Monthly Archives: December 2011

If You Do One Last Thing Before 2012… NOMINATE.

A savory recognition. A sweet one hangs in the balance!

Surprise, surprise.  NPR reported this morning that of the 56% of us who will be at the office from Christmas to New Years, levels of productivity are expected to be low, providing little value to our employers according to a 2011 holiday productivity survey.  Equally as low, incidentally, was the 56.8% of the voting population that turned out at the polls in 2008! So, my fellow unproductive workers, please fulfill your duty and take a handful of your thumb-twiddling, Internet-surfing, and Facebook status-updating minutes on this last Friday of 2011 and turn them into productive ones by  NOMINATING DESERVING TALENT FOR THE 2012 JAMES BEARD AWARDS. The organization opens voting to the general public before judges get their hands on the nods and that period will expire in less than 48 hours.  Godspeed!

Baby, It’s Nebbiolo Outside

Chilly? Nestle into this old school, old world red, here sitting pretty on our Design District back office balcony.

It’s wintertime. Dean’s suited up, probably a crisp Jack Taylor in shades of grey, crowing this tune. What is he drinking?  According to wine director Eric Larkee, it should be nebbiolo.  Silvio Giamello, Vicenziana, Barbaresco 2006 to be exact (BTB/74.)

“It’s a wine I want to curl up with a nice roast,” he says.  ”Something from our wood burning oven.

With today’s 15 degree slide into what we hope will be a long, brisk South Florida winter, you may opt for our patio and reach for this DOCG Piedmontese red, coddled by the Alps of northwest Italy, an opening act to whole wood roasted Poulet Rouge with rosemary-plumped raisins and toasted pine nuts and a side of sweet, creamy squash from that same hearth, splashed with Meyer lemon salsa verde.

Of this bottle, the New York Times’ Eric Asimov last year proclaimed it number one.  ”Clearly an old-school wine,” he wrote. “Its pale red color, rimmed with orange at the edge, was a giveaway, as was the delicate, nuanced fragrance of flowers, tar and minerals. On the palate, its structure was evident, yet so was its delicacy. That combination is the soul of great nebbiolo. … The Giamello was also our best value.”

The last time I borrowed bottles to shoot, they turned up in a cookbook.  The fate of Vicenziana? Oh, trusting Eric…

Teatime with Steven Smith Teamaker

Hedy's tea tasting with the staff on Saturday.

Beginning today we are carrying a new line of small batch teas by Steven Smith Teamaker of Portland, Oregon.

“I was searching for a tea that was in keeping with our philosophy,” Hedy explained on the phone to me this morning.  ”I found them two summers ago when I was in Portland at the Pinot Noir Festival. I fell in love with Steven and how everything is so design oriented, from the tea bags and the colors he’s chosen.  Everything aside from the tea is a amazing.  And then the tea is amazing! If Michael Schwartz made tea, it would be Smith.”

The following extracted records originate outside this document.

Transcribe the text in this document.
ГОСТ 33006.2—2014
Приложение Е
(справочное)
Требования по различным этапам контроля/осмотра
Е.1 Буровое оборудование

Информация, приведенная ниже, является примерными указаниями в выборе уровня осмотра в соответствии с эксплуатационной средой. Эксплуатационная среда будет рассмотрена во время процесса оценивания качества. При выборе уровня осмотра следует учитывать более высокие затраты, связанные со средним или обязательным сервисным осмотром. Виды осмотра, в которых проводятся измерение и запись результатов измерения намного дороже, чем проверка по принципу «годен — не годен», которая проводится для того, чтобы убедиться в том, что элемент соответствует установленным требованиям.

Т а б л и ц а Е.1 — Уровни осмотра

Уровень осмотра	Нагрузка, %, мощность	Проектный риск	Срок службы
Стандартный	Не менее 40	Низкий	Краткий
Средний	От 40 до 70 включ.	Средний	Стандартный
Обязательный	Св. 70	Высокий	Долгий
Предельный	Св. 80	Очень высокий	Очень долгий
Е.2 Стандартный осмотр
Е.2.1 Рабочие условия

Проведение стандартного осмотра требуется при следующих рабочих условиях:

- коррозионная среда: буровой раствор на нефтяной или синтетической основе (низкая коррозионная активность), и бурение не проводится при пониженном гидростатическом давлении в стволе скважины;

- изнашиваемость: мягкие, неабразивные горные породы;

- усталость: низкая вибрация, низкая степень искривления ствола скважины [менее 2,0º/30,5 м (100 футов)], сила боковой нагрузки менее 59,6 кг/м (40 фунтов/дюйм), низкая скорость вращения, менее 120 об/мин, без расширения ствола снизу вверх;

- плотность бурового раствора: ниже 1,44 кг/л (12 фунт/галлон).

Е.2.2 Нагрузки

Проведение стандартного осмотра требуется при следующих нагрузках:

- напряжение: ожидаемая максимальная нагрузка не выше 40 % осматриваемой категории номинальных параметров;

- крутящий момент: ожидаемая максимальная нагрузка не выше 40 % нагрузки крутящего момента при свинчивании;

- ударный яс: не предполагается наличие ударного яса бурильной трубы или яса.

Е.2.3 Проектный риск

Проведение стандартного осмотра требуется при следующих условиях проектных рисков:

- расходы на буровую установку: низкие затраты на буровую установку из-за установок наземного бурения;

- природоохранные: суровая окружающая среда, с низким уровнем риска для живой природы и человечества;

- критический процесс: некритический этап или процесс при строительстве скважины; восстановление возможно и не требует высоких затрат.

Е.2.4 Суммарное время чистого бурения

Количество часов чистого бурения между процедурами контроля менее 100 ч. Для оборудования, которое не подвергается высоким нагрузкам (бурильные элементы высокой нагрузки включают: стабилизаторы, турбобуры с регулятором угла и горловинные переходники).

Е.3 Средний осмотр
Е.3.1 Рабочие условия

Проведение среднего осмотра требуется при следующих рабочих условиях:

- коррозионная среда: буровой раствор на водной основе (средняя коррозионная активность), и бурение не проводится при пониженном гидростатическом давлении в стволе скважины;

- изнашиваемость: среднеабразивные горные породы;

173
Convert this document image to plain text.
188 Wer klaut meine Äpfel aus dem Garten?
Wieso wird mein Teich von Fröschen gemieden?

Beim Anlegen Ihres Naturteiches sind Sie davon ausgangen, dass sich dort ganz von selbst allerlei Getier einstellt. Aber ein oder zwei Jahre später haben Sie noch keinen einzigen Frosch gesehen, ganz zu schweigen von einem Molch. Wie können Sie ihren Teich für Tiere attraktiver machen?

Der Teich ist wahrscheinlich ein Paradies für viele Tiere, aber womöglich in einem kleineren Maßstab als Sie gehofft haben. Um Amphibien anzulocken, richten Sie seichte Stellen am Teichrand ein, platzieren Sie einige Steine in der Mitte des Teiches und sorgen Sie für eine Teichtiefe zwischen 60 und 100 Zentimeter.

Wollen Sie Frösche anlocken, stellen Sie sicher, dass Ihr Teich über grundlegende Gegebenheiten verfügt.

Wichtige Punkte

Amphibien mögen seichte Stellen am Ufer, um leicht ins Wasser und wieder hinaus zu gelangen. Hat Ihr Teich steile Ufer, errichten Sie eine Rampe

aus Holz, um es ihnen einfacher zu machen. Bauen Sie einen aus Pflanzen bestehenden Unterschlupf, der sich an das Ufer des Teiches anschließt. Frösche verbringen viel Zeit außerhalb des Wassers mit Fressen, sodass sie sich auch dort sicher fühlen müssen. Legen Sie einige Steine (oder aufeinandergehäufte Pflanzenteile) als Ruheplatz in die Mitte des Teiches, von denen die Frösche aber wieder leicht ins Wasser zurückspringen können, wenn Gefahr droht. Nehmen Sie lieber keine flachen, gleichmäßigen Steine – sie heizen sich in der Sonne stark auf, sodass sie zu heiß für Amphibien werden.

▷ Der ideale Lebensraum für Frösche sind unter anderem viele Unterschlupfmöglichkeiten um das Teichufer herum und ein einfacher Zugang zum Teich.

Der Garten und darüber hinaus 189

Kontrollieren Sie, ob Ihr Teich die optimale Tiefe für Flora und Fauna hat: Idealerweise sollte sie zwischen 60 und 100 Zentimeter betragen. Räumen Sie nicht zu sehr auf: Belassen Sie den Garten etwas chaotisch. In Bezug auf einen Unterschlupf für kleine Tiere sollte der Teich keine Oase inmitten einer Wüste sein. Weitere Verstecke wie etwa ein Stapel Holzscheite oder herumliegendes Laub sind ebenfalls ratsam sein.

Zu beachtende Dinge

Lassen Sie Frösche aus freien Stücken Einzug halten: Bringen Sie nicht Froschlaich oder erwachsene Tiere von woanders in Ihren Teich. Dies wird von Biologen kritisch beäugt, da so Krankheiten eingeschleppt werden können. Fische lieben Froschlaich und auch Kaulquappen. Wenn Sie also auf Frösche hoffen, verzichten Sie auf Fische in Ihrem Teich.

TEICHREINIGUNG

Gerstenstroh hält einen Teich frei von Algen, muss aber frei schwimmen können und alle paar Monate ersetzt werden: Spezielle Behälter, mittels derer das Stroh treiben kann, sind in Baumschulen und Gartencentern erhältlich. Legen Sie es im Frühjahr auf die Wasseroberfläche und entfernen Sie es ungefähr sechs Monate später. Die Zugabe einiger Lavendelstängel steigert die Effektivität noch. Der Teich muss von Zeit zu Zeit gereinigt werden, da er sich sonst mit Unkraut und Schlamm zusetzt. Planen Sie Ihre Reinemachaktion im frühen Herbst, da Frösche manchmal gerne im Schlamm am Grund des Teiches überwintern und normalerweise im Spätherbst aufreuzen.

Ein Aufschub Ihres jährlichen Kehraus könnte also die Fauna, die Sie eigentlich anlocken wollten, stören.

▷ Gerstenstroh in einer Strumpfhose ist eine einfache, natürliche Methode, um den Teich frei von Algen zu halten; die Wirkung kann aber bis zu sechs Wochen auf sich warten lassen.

Smith teas come immaculately packaged down to the tea bag itself (Steven also founded a small company you may have heard of called Tazo,) and paramount in the experience is bringing the customer into as close proximity to the origin of the ingredients as possible.

“I brought his teas back to Miami and couldn’t find them here,” Hedy continued. “Then one day I went into Black Trumpet deli when I was in Cayman.  With the large British population of tea lovers down there, they carried it!  I went to the website and contacted them and spoke to Steven himself… Of course he answers the phone… We had a great conversation, and he put me in touch with Amy their salesperson and the rest is history. I think we’re the only restaurant carrying them in Miami.”

Meadow is Hedy’s favorite, a decaffeinated herbal with Egyptian chamomile, South African rooibos, fragrant hyssop, linden flowers, lemon myrtle, rose petals, safflower, cyani flowers and natural flavors.  ”You may need a sun hat” advises the website.

MGFD in Miami will start by carrying two blacks, two greens and two herbals.  Hedy is looking forward to working the tea into her pastry program in the spring, perhaps with the Lord Bergamot steeped in custard for french toast. Drool.